28962452Alastair Reynolds is one of my favourite SF writers, so I was very happy to receive a copy of his new novel via NetGalley. But once I started reading it, a few things didn’t quite add up. The lead characters were a pair of teenage girls just finding their way in the universe, there was a description early on of something simple like how acceleration affected gravity…hang on, this is a YA book! I wasn’t best pleased with that realisation.

That was stupid of me.

Turns out Revenger is one of Alastair Reynolds’ very best books. We’re in the far far future. Civilisations have risen and fallen many times, alien interventions have been weathered, and humanity is spread amongst the stars. Sisters Arafura and Adrana have led a sheltered and privileged life on a backwater planet.
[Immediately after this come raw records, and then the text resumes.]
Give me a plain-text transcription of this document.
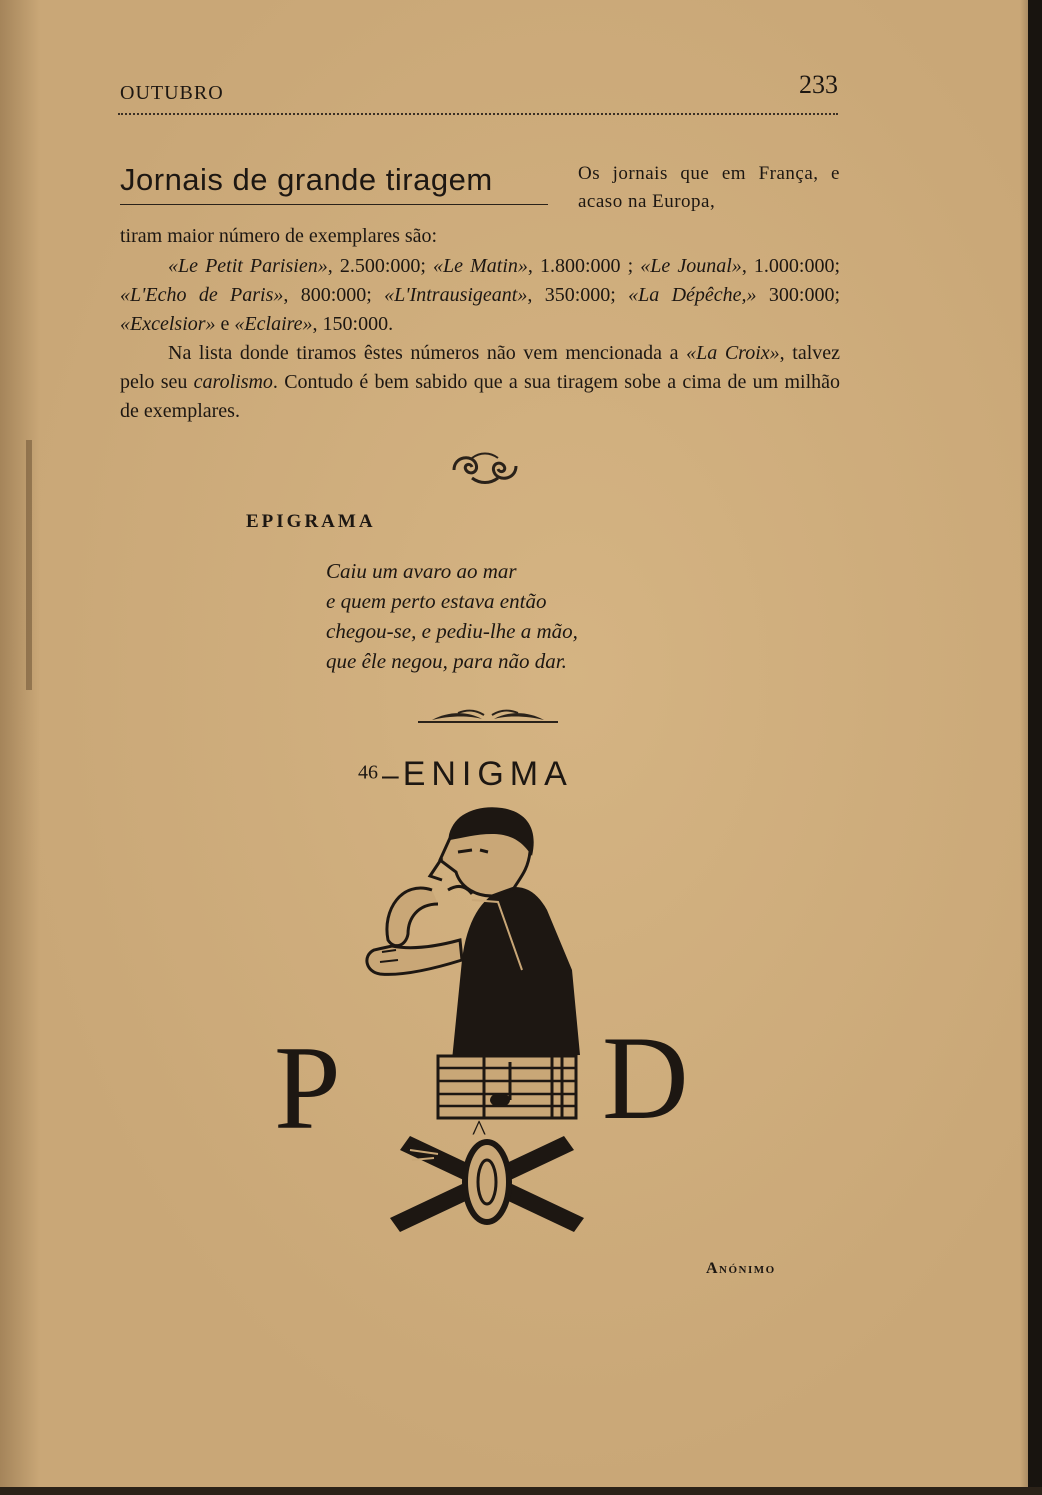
OUTUBRO	233
Jornais de grande tiragem	Os jornais que em França, e acaso na Europa,
tiram maior número de exemplares são:
«Le Petit Parisien», 2.500:000; «Le Matin», 1.800:000 ; «Le Jounal», 1.000:000; «L'Echo de Paris», 800:000; «L'Intrausigeant», 350:000; «La Dépêche,» 300:000; «Excelsior» e «Eclaire», 150:000.
Na lista donde tiramos êstes números não vem mencionada a «La Croix», talvez pelo seu carolismo. Contudo é bem sabido que a sua tiragem sobe a cima de um milhão de exemplares.
EPIGRAMA
Caiu um avaro ao mar
e quem perto estava então
chegou-se, e pediu-lhe a mão,
que êle negou, para não dar.
46 – ENIGMA
P D
^
Anónimo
That’s not enough for them, and, having discovered a talent for bone reading (a mysterious tech that allows for cross space communication), they sign on with Captain Rackamore and his crew to hunt baubles, tiny worldlets that are protected and booby trapped but which can contain lost and very valuable technology inside (this idea of searching through ancient relics to subsist while hoping for a life changing score put me in mind of Gateway, which is not bad company for any SF novel). As you might have guessed from the title of the book, things go badly wrong. Arafura barely survives a bloody encounter outside one bauble, and finds herself alone, left on mission and revenge….

This is an exciting, involving and very fast moving story. Arafura’s consuming need to right wrongs is at the forefront, driving her story forward with the propulsion of a supersonic jet. There are many shades of grey throughout the book. Arafura has to make some hard decisions and do some unpleasant things to further her goal. Come the end, even the villain is perhaps not the vicious psychopath she appeared to be initially. YA or not, it’s also a very violent book, with a high body count and no flinching from blood and gore. It’s never gratuitous though, just a natural extension of the dark and chaotic universe Arafura finds herself in. Space here is hostile and uncaring, and Arafura has to make herself that way to survive.

There’s some lovely writing throughout, especially this passage when Arafura finds herself in space for the first time:

…it was a hazy circle of shimmering, scintillating light, with the Old Sun at its focus, masked and gauzed by all the intervening worlds, so that the Old Sun’s weary light was filtered by its passage through the skyshells of sphereworlds, the glassy windows of tubeworlds, the photon- shifting fields of baubles themselves, sometimes pushing that light from red to blue, sometimes from blue to red. And I’d go on to say the cumulative effect of all those worlds floating between us and the Old Sun was to create a constant twinkling granularity, an unending dance of glints, from ruby-red to white, from white to indigo, and an almost impossibly deep purple-blue.

If that doesn’t thrill you just a little bit, then you have no business reading science fiction. Throw in an ending that goes up and on and out in the best SF tradition, and you have an excellent book. I don’t know if Reynolds intends to return to this universe or not, but I’ll be first in the queue if he does.

Oh, and at the very end, when you realise exactly what you’ve been reading…well, a Kindle suddenly seems a lot more attractive.